[rating=3]Starring: Sandra Bullock, George Clooney, Ed Harris
Director: Alfonso Cuarón
Writer: Alfonso Cuarón, Jonás Cuarón
Gravity is probably the best movie in which the main character spends half the time in her underwear. But to leave it at that does the movie a big disservice; it may well end up being the best science fiction film of the year.
Dr. Ryan Stone (Sandra Bullock), Commander Matthew Kowalski (George Clooney), and some redshirts are in space repairing a satellite, connected with NASA below (Ed Harris). But soon wreckage debris rushes through, destroying the satellite, the shuttle, and communications, and of course leaving the two of them as the only survivors. Tethered together, they must explore the immediate area to find an operational station and/or craft that can get them home.

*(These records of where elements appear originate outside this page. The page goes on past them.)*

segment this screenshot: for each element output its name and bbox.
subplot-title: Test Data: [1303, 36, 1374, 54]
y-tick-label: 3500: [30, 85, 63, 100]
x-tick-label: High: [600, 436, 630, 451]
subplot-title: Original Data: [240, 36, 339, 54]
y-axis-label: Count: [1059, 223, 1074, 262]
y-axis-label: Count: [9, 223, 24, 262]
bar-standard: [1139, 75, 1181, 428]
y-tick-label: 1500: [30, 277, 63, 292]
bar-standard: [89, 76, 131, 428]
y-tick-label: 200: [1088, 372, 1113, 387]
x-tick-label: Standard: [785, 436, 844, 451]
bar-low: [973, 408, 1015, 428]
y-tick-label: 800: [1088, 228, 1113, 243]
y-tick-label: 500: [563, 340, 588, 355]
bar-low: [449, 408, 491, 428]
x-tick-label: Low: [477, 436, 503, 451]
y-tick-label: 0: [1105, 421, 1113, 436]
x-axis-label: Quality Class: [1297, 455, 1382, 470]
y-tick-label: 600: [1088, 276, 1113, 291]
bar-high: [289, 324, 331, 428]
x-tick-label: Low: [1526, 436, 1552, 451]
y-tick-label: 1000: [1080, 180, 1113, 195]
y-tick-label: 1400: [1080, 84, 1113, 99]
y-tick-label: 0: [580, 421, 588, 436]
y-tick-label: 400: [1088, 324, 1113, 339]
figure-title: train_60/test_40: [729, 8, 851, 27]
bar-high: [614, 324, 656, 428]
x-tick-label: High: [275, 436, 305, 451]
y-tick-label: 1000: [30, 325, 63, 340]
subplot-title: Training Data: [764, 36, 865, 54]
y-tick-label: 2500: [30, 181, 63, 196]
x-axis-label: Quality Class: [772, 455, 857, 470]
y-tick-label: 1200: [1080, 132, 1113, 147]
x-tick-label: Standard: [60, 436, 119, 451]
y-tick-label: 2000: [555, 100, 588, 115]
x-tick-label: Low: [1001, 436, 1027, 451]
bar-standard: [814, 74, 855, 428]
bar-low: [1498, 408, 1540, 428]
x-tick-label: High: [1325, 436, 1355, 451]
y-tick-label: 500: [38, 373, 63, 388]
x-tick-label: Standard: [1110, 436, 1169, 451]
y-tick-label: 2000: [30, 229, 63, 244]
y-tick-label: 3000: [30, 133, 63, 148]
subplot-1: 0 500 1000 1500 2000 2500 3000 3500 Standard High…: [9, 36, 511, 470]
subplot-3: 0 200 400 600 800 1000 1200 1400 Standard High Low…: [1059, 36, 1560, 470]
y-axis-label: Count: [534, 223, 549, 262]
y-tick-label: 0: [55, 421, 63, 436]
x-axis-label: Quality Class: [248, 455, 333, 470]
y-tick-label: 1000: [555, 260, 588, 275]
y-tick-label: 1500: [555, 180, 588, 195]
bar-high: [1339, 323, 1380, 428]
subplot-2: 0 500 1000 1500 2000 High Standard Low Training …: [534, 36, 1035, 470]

With this simple a set up, Gravity is kind of film that’s hard to believe hasn’t already been made. But when seeing it, the reason why becomes clear: 3D. It and the other visual effects are truly what make this an enthralling experience, so much so that a standard viewing will not impress the same impact. So pony up the extra money for this one, it’ll be worth it.
To some, this might just seem like something that could be pitched as Open Water in space (a comparison to the more recent All is Lost might also be in order). And sure the basic tenants are there: man and woman marooned in a vast void, no one coming to the rescue, fast-ticking clock on survival, and so on. This however comes from a different place tonally. The focus is more on the adventure for survival rather than a meditation on hopelessness.
Looking more into this movie, I was surprised that many young actresses were considered for Dr. Stone. Were that to pass, it would have been a major detriment. Bullock provides the maturity needed for a character who’s not only a scientist but an astronaut that we need to believe has had years of training and experience in these fields. While I’m sure that Blake Lively and Olivia Wilde look equally as lovely in their undergarments, they just can’t deliver that. Bullock’s work here is a career best and proof that the Academy Award on her shelf was no fluke.
At this point I’m not sure how many out there haven’t yet experienced this film or if they are going to need any more persuading for doing so. But as the theaters are becoming crowded with space saga titles of a more fantastical sort, Gravity is the one to go to for something real. Something, um, grounded.